The bank I was directed to for opening an account seems to run completely differently. There were no tellers that I could see and – wait – no queues! I found my way to a friendly African staffer behind a centrally located desk,
who took my name with a helpful smile and politely asked me to take a seat in bright red chairs. Music played overhead, including my favourite Coldplay album. Within minutes a polite lady appeared, smiled and apologised for the wait, taking me to her booth from an indepth explanation of my new account. Well, I thought, this is service!
After spending the morning surfing the net and trying to locate anything that was short-let and reasonably priced in the exclusive suburb of Islington that I liked (well, my dad was born here I think, and they did say the schools were great!) – I accepted the futility of the exercise in realising that exclusive suburbs don’t have cheap or easy rent! The next best offer seemed to be a number of places – dubiously without photographs other than ‘sample ones’ – in the area of Willesden Green. So I now decided to see how long it would take to get there and whether I would be stranded in the snow on a deserted and lonely station platform in the freezing dark. Three stations and one hour later I emerged in leafy Willesden Green. As usual coming out a high point of the village with little shops falling away on either side of the station bridge, I immediately saw a sign pointing down the road to a mosque. Well, I thought, this looks good. My imagined small door to a tiny musallah in fact turns out to be the huge Brent St mosque still under refurbishment. Peering in the door a worried South Asian gentleman carrying his masbahah tried to shoo me away to a different entry. I persevered and through our different accents managed to eventually get approval to pray and browse around. The mosque is huge, airy and comfortable. Yep, I like the area.
Walking back up to the train station I decided to try for cafes and busses. The cafes were limited, but the busses were plentiful and one went directly back to my destination! Muslims and halal restaurants were everywhere, with a much busier small village life than the place I had visited earlier. Catching a double decker bus I sat up the top to watch the view. These tall narrow busses seem to surf down the narrow rivulets of village streets, banked steeply on each side by quaint and sometimes crumbling shop fronts. The tall sashed windows that rise up on each side seem to lean in as the buses lurch between grated crossings and down grand residential streets with towering trees almost obscuring the sky.
People are more relaxed I notice, but tense in a worried sort of way. You see less of a cool restrained type of dude – the one my son is so adept at – than open features that display the full range of emotions. I imagine him cringing if I behaved in the manner of those around me who seem oblivious to social expectations, speaking loudly on mobile phones and above and over each other as though there was not ten people standing between them.
I break fast this time in a tiny restaurant off Oxford St with rich tomato and basil soup, light salad with fried salmon fillets on top and crusty bread.

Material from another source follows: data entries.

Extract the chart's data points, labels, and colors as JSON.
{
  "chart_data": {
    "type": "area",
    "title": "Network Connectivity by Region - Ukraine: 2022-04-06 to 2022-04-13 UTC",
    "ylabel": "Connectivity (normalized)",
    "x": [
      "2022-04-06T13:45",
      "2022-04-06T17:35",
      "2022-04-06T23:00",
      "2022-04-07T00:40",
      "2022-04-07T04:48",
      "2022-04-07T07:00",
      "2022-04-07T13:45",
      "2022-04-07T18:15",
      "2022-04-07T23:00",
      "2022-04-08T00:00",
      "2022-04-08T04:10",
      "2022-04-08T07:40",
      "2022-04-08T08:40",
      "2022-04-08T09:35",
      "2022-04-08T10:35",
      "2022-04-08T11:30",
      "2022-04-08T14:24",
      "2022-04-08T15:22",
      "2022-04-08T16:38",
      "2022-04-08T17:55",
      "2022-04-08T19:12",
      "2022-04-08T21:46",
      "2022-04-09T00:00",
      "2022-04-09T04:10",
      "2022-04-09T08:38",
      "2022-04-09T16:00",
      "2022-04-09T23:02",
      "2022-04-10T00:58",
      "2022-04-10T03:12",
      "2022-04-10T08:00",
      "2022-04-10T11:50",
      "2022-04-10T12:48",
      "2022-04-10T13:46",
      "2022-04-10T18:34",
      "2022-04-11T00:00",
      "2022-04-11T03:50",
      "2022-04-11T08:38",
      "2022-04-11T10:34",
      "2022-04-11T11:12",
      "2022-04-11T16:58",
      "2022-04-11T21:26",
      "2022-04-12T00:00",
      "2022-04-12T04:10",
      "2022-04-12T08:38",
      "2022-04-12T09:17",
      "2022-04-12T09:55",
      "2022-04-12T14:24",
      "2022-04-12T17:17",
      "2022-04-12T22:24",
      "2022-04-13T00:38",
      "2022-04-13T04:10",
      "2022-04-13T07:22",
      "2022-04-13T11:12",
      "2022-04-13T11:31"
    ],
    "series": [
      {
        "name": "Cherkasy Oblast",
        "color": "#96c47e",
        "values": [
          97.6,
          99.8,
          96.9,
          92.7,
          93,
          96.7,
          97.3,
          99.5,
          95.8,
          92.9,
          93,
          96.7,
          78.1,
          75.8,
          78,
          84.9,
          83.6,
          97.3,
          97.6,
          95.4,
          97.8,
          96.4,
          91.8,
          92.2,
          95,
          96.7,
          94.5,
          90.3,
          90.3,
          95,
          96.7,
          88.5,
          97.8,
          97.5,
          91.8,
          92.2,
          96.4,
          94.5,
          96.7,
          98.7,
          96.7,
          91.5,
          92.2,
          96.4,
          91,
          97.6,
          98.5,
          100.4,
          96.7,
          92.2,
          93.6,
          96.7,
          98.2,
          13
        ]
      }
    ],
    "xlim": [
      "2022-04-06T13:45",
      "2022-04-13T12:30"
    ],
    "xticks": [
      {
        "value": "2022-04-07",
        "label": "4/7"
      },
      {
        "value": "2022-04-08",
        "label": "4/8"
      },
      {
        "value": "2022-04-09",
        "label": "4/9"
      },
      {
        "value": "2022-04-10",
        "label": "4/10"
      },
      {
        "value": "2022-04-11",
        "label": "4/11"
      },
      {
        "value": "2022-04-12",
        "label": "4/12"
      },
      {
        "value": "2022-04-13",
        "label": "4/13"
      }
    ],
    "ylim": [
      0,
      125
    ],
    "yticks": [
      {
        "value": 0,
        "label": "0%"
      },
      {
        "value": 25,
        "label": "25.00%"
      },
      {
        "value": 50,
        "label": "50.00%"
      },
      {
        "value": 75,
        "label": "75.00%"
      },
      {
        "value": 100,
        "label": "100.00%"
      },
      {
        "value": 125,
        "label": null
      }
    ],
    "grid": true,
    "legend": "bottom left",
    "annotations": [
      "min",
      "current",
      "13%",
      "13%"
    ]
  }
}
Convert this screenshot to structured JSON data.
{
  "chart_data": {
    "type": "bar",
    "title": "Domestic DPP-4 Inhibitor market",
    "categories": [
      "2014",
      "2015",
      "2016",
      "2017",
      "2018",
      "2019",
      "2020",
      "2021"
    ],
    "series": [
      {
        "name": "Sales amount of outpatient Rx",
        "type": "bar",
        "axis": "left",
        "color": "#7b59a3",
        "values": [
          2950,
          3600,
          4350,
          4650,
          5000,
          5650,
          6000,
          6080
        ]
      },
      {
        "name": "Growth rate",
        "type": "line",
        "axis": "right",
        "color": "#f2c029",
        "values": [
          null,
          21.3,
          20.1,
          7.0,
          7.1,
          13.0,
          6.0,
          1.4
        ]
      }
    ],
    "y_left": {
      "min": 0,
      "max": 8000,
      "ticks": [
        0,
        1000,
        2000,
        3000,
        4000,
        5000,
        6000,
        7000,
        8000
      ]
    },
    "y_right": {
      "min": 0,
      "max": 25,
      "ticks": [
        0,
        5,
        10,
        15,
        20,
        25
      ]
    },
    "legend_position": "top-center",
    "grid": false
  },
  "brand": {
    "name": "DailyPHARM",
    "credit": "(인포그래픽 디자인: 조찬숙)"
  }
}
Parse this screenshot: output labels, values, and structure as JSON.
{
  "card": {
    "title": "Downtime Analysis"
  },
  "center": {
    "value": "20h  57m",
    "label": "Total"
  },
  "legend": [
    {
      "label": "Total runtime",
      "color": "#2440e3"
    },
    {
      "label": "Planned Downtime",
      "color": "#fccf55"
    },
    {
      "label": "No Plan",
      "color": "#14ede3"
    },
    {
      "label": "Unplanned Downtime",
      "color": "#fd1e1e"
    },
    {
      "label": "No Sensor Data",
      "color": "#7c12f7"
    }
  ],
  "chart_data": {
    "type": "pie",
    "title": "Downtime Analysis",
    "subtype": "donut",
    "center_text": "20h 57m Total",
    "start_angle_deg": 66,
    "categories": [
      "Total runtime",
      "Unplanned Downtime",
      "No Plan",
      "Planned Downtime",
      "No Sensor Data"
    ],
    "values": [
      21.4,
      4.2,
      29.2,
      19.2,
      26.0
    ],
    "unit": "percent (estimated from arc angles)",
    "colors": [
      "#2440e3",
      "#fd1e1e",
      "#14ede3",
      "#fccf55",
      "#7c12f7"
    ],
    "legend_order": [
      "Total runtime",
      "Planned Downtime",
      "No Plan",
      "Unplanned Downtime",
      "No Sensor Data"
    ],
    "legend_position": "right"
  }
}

Delicious, but the owner is a little bemused by my insistence that I have to wait before I can break fast. This causes me to miss a coffee I have been dying for from the Costa coffee shop which closes across the street while I am dashing towards it. Closer to home I find the street mall which had such wonderful little cafes during the day, not spread out with rustic tables and tablecloths for Italian, Greek and Asian restaurants joyously celebrating the night. I ask for a coffee and am told I have to have desert as well (now that’ll be hard). I choose a light sorbet – so light it slips dreamily from my spoon like heavy beaten egg white – and the coffee is warm, not too strong and very smooth.
I watch as behind the tables on the mall, speed past ladies on bikes. I had seen many of these in the city also – usually no helmets, weaving comfortably between the double decker busses, little black taxis and other cars. From high heels and dressed up, to middle aged and casual, there were an abundance of fit women peddling their way around. Certainly everyone seems fitter than me, and there is little obesity. Suddenly a troop of Greek musicians start up at the tables, as a black taxi trundles through the tiny space of the mall behind them. I love this place!